この考え方を反映したものとして、「変則二交代」を取り入れた勤務体制が挙げられます。患者様の就寝時と起床時に同じ看護師がケアを行えるというのが主な利点ですが、看護師にとっても勤務と休みにメリハリが出て、自宅にいる時間を長くとれるというメリットがあります。「オンで成長、オフで充実」を実践するのに最適な勤務体制です。

また看護部では「フィッシュ!哲学」という、組織にいる全員が明るく楽しく仕事をし、周囲の人間に関心を寄せ、コミュニケーションを図ろうという取り組みを行っています。日頃の感謝の気持ちをメッセージボードに貼って表したり、皆でストレス発散のための研修を行ったりしています。
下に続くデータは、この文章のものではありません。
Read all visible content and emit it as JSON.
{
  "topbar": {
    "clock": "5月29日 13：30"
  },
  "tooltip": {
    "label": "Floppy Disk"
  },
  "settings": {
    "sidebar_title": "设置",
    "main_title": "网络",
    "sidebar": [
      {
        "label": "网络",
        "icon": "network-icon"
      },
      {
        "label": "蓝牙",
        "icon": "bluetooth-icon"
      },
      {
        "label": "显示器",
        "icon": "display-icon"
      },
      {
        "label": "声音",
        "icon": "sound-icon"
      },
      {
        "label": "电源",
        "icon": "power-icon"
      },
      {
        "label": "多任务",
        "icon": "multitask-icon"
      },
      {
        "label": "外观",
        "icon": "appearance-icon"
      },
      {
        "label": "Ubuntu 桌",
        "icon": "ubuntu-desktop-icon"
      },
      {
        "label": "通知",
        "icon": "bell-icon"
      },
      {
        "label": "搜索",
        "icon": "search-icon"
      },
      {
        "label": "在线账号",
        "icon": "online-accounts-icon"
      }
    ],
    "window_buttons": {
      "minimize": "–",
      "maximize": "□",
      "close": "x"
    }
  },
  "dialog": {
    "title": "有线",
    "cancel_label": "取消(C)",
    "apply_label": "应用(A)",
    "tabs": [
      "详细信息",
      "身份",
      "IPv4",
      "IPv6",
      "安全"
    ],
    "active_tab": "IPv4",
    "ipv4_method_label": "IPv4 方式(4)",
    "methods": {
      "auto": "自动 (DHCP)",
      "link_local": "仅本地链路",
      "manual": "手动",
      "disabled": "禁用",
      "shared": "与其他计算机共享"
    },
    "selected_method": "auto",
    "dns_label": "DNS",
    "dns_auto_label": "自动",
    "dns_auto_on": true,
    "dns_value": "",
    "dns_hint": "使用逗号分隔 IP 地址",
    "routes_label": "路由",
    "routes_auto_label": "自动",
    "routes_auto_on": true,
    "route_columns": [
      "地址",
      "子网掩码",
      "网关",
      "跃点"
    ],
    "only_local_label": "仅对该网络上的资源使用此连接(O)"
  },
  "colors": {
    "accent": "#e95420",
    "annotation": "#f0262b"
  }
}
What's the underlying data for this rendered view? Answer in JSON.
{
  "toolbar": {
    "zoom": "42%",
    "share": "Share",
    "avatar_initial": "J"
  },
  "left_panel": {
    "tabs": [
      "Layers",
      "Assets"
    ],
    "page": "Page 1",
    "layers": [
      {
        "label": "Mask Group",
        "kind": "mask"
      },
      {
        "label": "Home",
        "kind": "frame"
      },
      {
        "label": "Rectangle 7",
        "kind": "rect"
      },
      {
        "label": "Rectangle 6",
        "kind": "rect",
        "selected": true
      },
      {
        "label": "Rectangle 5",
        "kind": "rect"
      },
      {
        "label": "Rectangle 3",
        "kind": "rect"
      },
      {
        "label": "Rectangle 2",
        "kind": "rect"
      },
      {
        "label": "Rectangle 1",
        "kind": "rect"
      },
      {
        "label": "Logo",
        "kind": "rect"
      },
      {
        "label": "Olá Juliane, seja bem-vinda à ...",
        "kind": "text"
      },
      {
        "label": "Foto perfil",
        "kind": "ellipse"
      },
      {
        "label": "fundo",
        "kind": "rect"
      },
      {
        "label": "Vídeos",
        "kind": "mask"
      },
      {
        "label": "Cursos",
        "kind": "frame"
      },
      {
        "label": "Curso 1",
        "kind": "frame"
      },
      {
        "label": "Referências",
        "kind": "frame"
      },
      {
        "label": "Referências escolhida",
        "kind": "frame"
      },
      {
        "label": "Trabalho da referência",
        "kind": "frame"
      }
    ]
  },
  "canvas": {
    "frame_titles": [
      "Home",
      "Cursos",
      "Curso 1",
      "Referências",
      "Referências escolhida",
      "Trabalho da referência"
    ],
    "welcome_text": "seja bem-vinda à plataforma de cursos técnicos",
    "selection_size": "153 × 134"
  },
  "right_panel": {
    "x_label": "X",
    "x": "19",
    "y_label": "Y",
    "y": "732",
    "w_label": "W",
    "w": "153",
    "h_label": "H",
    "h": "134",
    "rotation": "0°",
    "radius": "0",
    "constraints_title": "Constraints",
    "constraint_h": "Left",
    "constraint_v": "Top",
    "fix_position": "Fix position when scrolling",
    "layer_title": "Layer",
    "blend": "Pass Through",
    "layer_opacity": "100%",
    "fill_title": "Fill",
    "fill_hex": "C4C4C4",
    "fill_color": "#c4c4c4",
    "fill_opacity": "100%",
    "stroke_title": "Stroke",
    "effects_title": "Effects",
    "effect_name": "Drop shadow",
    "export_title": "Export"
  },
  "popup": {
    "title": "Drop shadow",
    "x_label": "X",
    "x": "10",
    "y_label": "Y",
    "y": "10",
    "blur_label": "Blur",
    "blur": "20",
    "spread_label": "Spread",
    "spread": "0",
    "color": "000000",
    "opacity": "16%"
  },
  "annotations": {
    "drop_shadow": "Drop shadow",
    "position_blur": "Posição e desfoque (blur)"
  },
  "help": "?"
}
これらは心にゆとりを持ち、周囲との調和を図りながら楽しく仕事をするという私たちの目標が、実際に形となった好例と言えるのではないでしょうか。

働く女性を支援する風土が受け継がれています

今、看護界全体の離職率の高さが問題になっていますが、私はやはり、看護師には終生働いていただきたいと思っています。こちらがヘルプをすることで、ママさんナースが仕事もプライベートも充実させられるような環境をつくってあげたいですね。私も中途で入職した当時すでに結婚していて、後に子どもが生まれました。そこで先輩方に仕事と家庭の両立を応援していただいた結果、両方ともにきちんと両立することができました。当院にはそういう風土、文化が連綿と受け継がれ、根付いていると思います。

看護とは人のお世話をすることであり、人間愛が不可欠です。患者様の状況を理解するには知識だけではなく、自身が豊かな生活体験を持っていることが大事です。だからこそ、ママさんナースを応援したい。現在25~35歳の、そういう時期に当たる看護師が300人以上在籍しており、当院にとって大きなパワーになっています。具体的な体制としては院内保育園があり、現在100名近くを24時間体制で預かっています。勤務時間の調整もしますし、子どもが熱を出すなどの突発的な事態があっても、気持ちよく休んでいただけます。看護師同士が助け合う風土が根付いているのは、ありがたいことです。

また、しばらく看護師の仕事を離れていた方たちに対しても、定期的に研修を実施するなど、受け入れ態勢を整えています。今後も女性が生涯働ける場を提供できるよう努めていきますし、いい看護、いい仕事、いい家庭の実践にまい進できるよう、環境整備に力を注いでいきたいと思っています。